Top Cloud Computing Concerns
The TPI survey found that IT buyers had five pervasive concerns about cloud computing:
* inadequate or unclear data security (79 percent)
* regulatory compliance requirements (50 percent)
* business continuity or disaster recovery issues (50 percent)
* integration with legacy systems (49 percent)

The handful of early adopters who have gone with cloud computing offerings in the ERP and vertical industry application spaces have done so for one reason according to Smilie: cost savings.

“Companies have spent tremendous amounts of capital and operating funds deploying and maintaining these systems over the years. Given the choice, they don’t want to continue that behavior,” he says.

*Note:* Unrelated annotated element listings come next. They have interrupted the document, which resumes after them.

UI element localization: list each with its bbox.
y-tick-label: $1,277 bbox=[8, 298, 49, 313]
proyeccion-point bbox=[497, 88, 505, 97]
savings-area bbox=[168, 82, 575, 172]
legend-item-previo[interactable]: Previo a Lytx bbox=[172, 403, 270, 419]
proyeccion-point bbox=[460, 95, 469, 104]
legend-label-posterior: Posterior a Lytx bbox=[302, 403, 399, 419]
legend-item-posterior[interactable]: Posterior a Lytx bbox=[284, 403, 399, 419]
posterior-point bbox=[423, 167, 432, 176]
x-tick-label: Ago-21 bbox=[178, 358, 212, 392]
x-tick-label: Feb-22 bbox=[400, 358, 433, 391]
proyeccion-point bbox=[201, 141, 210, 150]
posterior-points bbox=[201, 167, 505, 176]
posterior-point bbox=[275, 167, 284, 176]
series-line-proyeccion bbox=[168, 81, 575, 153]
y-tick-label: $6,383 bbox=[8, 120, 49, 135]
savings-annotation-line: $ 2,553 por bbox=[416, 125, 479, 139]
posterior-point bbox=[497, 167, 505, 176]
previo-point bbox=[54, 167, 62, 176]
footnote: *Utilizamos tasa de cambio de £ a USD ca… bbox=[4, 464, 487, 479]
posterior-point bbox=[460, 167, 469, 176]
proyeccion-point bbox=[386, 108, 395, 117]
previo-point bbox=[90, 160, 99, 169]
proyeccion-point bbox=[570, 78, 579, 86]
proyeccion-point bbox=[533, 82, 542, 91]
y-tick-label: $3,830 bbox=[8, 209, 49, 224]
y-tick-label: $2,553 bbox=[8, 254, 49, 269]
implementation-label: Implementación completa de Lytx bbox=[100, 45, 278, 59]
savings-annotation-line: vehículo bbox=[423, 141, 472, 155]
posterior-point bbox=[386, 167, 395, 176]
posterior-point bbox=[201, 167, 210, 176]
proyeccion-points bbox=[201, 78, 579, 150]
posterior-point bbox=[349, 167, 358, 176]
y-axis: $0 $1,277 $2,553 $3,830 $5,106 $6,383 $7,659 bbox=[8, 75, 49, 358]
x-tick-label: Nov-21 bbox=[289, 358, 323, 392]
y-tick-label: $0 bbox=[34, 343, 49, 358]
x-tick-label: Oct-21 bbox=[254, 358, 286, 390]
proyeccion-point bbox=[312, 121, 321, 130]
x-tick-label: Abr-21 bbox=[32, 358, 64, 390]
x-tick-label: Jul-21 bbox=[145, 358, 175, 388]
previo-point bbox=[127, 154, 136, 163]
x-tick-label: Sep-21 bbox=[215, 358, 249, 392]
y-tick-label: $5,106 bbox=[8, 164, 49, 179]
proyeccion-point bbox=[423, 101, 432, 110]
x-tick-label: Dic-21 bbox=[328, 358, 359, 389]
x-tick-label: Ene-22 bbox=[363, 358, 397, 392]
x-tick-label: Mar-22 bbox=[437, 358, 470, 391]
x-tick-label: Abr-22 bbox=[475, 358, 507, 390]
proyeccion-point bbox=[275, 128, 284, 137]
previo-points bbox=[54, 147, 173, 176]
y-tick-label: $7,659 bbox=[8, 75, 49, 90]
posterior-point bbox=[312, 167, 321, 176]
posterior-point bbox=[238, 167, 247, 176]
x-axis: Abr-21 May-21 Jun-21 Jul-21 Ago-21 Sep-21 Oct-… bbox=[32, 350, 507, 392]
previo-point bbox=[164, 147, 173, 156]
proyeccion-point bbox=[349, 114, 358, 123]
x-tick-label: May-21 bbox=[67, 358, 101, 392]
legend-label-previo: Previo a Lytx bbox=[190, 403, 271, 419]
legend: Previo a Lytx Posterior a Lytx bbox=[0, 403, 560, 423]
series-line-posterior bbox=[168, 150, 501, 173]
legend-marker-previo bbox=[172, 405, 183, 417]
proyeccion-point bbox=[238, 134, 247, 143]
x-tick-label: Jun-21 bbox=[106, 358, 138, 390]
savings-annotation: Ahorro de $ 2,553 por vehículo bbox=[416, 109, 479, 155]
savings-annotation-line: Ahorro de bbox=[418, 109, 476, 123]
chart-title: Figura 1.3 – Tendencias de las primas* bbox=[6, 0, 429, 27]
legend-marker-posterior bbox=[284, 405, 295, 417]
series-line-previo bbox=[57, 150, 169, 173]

Smilie says most customers will opt for private cloud options for mission-critical apps to mitigate risk while shifting their software investments from capital to operating expenses. “Clients want cloud services that will meet their business needs at lower costs with enterprise-class service levels and security. Generally, they aren’t getting that in the public cloud space,” Smilie says.

IT service providers are responding with private cloud offerings designed to address the demands of wary IT buyers, says Smilie. “The public cloud concept started in the consumer space and works off of the assumption that everyone will accept the same level of service and security. That assumption just doesn’t hold for large enterprises.”